The authors make no secret of their own stance on whether India should go nuclear. It should not. After devoting a section to the analysis of the Indian position and mapping out the options available to the country, Mr Bidwai and Mr Vanaik are of the opinion that India should initial the treaty at the earliest.

They write: "The ongoing talks on the CTBT represent an encroaching ´Day of judgement´ for New Delhi. It is to be hoped that it will wisely choose the path of nuclear sanity and work for and be part of a consensus CTBT that is now close within the world´s reach".

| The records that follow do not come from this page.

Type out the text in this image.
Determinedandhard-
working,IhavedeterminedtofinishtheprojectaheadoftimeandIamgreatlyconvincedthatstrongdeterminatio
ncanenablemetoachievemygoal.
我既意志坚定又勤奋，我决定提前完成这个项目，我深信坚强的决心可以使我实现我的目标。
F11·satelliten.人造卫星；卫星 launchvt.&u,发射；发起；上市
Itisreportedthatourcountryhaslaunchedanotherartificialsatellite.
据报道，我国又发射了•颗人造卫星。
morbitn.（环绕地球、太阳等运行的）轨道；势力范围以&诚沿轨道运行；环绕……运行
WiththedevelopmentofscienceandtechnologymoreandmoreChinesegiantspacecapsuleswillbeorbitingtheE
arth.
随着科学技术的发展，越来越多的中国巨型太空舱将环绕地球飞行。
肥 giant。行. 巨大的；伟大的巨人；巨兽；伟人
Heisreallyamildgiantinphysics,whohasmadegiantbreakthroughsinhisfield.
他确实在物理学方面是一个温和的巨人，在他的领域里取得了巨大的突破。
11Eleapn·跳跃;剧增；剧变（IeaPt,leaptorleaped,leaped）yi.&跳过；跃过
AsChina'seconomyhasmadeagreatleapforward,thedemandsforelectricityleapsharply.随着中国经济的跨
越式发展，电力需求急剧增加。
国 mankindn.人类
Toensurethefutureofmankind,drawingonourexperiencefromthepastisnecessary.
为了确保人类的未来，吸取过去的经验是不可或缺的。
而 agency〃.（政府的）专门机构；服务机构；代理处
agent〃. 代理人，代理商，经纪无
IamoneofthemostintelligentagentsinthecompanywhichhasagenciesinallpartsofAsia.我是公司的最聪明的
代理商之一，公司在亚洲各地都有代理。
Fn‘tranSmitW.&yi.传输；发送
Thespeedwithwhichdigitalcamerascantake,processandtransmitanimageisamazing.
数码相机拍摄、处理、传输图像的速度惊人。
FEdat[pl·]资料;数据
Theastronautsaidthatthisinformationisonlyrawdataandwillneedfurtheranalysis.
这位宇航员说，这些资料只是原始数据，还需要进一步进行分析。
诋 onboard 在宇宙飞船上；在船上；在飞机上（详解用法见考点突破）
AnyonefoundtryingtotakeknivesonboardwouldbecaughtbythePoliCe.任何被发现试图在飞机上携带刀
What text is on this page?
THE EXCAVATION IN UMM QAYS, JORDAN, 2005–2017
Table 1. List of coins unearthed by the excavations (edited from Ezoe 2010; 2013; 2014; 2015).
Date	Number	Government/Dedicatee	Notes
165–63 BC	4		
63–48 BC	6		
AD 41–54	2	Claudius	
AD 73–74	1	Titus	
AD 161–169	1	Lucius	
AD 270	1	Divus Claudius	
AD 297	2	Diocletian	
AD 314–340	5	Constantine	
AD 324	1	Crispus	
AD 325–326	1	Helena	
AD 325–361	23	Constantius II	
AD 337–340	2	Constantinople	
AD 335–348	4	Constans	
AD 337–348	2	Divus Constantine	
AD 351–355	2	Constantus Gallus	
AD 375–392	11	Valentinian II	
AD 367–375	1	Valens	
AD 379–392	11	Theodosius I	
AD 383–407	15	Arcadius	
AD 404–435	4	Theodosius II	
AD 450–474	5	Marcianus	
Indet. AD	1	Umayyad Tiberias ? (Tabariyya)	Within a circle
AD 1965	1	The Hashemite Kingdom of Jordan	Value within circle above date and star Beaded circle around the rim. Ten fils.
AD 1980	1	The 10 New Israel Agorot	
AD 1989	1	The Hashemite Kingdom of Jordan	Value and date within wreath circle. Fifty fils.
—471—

They warn: "If the world yet again fails to complete the CTBT in the near future, the impact will be to strengthen hawkish lobbies in the governments of both the NWS and threshold states. This will end hopes for a fissile material production ban (Fissban) and even jeopardise existing arms control agreements including START-II and the Anti-Ballistic Missile (ABM) treaty."

Hidden Agenda

The authors point out India wants to be seen as seeking the moral high ground reflecting its seriousness about advancing the cause of nuclear disarmament. However, they write, New Delhi is resisting signing mainly because it will limit of narrow its nuclear option. While refusing to sign the CTBT in its present form, India, nudged by its power elites, may be seeking an escape route to a belated nuclear weapons programme. This hidden agenda which goaded India to act as a ´spoiler´ at the CD negotiations in Geneva is now becoming apparent even as some higher-ups in the defence services openly advocate that India exercise its nuclear option.

In effect, the situation is fast approaching the one described by the authors in the monograph. They say the US and Russia may now go forward with the Strategic Arms Reduction Treaty (START) process, enlarging its scope to eventually include the other nws, while India could take a retrogressive step by emerging as a new nws and ending up as a ´rogue´ nation.

The book provides valuable insights into the global stakes in a test ban, the vacillating stand of the nws on the CTBT, the probable holdouts (Russia and China) and the potential spoilers (India). The writing is simple, lucid and to the point. Seven boxes within the monograph elucidate the basic tenets essential for understanding the political and technical complexities of the CTBT. Under a separate head, a brief history of the CTBT talks since 1954 is included.

The book unabashedly advocates the CTBT and its stated objectives of banning all attempts by the nws to further refine or modernise their arsenal and to cap any further weapons development by the threshold states. It acknowledges that the treaty is limited and that not a single nuclear warhead from the existing stockpile will be destroyed because of it. Nevertheless, the authors believe that the instrument will be an important step forward for nuclear disarmament.

They write, "In all probability, if a CTBT is not completed and signed this year, that will also weaken the credibility of the multilateral process of arms control negotiations and devalue the CD as a forum. The world may have to say goodbye to nuclear disarmament for a long time to come."

The monograph will have to go through a quick revision and be updated as well if it is to retain its relevance, as it was written before elections in either India or Russia and before the 28 June deadline was crossed. Although it deals with India´s security concerns as an aspect of the domestic debate on the CTBT, the authors do not do justice to the extent of concern which exists in New Delhi about the external security environment. This, after all, is what makes analysts and policy-makers come out vociferously in favour of exercising the nuclear option.